After erasing those positions from his resume, Dunlap went on to make a name for himself throughout the 1980s and 1990s as a coldblooded corporate downsizer willing to make difficult moves to reduce expenses. He even earned a nickname (The Chainsaw) and wrote a best-selling autobiography called Mean Business.
It all came crashing down in 1998 when he was fired from his post as CEO of Sunbeam (after alleged accounting fraud… again), hit with $500,000 in fines from the Securities and Exchange Commission (SEC), forced to pay $15,000,000 to settle shareholder lawsuits, and banned by the SEC from serving as an officer or director with a public company.

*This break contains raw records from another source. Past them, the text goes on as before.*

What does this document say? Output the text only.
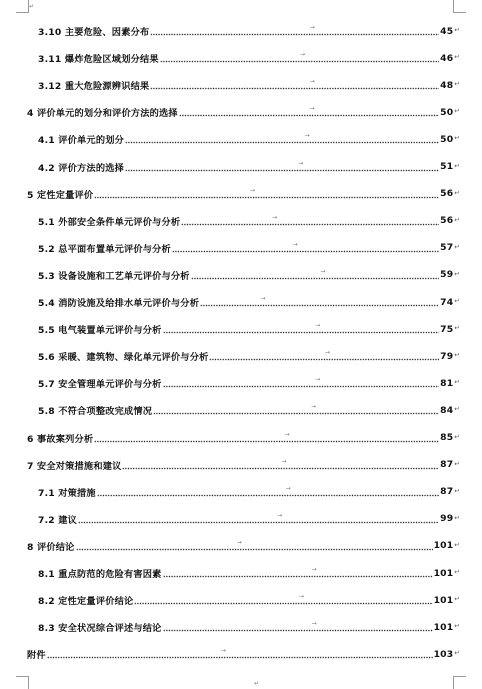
↵
↵
3.10 主要危险、因素分布	→	45 ↵
3.11 爆炸危险区域划分结果	→	46 ↵
3.12 重大危险源辨识结果	→	48 ↵
4 评价单元的划分和评价方法的选择	→	50 ↵
4.1 评价单元的划分	→	50 ↵
4.2 评价方法的选择	→	51 ↵
5 定性定量评价	→	56 ↵
5.1 外部安全条件单元评价与分析	→	56 ↵
5.2 总平面布置单元评价与分析	→	57 ↵
5.3 设备设施和工艺单元评价与分析	→	59 ↵
5.4 消防设施及给排水单元评价与分析	→	74 ↵
5.5 电气装置单元评价与分析	→	75 ↵
5.6 采暖、建筑物、绿化单元评价与分析	→	79 ↵
5.7 安全管理单元评价与分析	→	81 ↵
5.8 不符合项整改完成情况	→	84 ↵
6 事故案列分析	→	85 ↵
7 安全对策措施和建议	→	87 ↵
7.1 对策措施	→	87 ↵
7.2 建议	→	99 ↵
8 评价结论	→	101 ↵
8.1 重点防范的危险有害因素	→	101 ↵
8.2 定性定量评价结论	→	101 ↵
8.3 安全状况综合评述与结论	→	101 ↵
附件	→	103 ↵
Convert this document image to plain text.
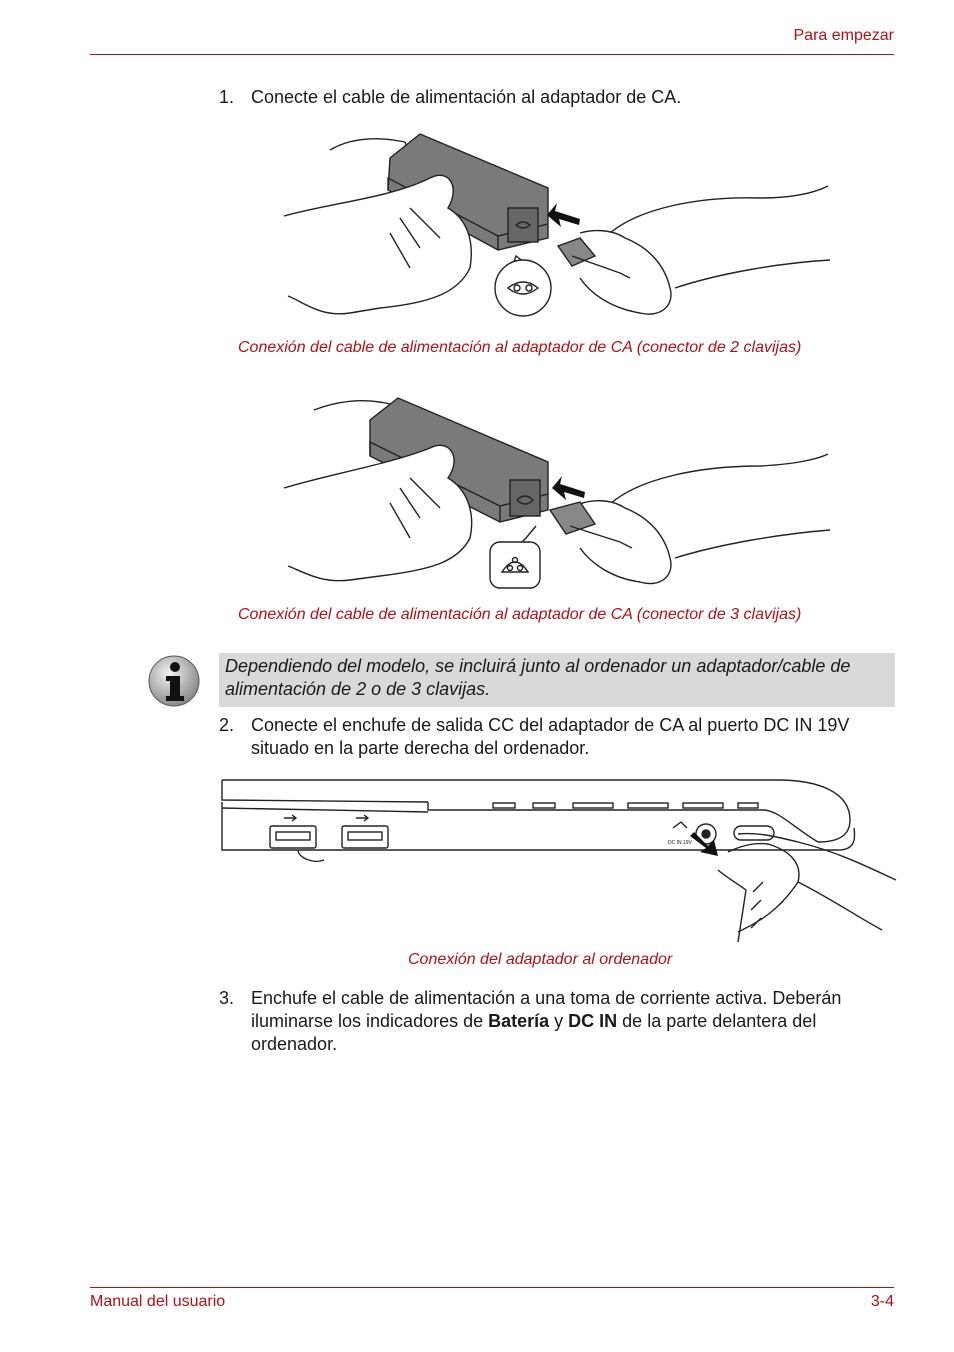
Para empezar
1. Conecte el cable de alimentación al adaptador de CA.
Conexión del cable de alimentación al adaptador de CA (conector de 2 clavijas)
Conexión del cable de alimentación al adaptador de CA (conector de 3 clavijas)
Dependiendo del modelo, se incluirá junto al ordenador un adaptador/cable de alimentación de 2 o de 3 clavijas.
2. Conecte el enchufe de salida CC del adaptador de CA al puerto DC IN 19V situado en la parte derecha del ordenador.
DC IN 19V
Conexión del adaptador al ordenador
3. Enchufe el cable de alimentación a una toma de corriente activa. Deberán iluminarse los indicadores de Batería y DC IN de la parte delantera del ordenador.
Manual del usuario	3-4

Robert Irvine, “Dinner Impossible” on the Food Network:
As far as resume lies go, this one is pretty rich. Robert Irvine, host of Food Network’s Dinner Impossible, took to lying on his resume in a bid to impress his American audience. The British chef came up with some incredible qualifications, bragging that he had prepared food at the White House, earned awards from a prestigious culinary academy, helped bake the wedding cake for Prince Charles and Princess Diana—he even claimed to have been knighted by Queen Elizabeth.
In 2008, Irvine was exposed as a fraud. It turned out he had cooked up his impressive qualifications from scratch, which left a bad taste in the mouth of his bosses, advertisers, and fans. He never contributed to any meals at the White House, was not a Knight Commander of the Royal Victorian Order as he had boasted, and his awards were from an “academy” housed in a Manhattan apartment. Oh, and the royal wedding cake? He helped pick out the fruit that went in it.
Don’t feel too bad for Irvine, though. It was all peaches and cream once he was rehired to host Restaurant Impossible on the Food Network.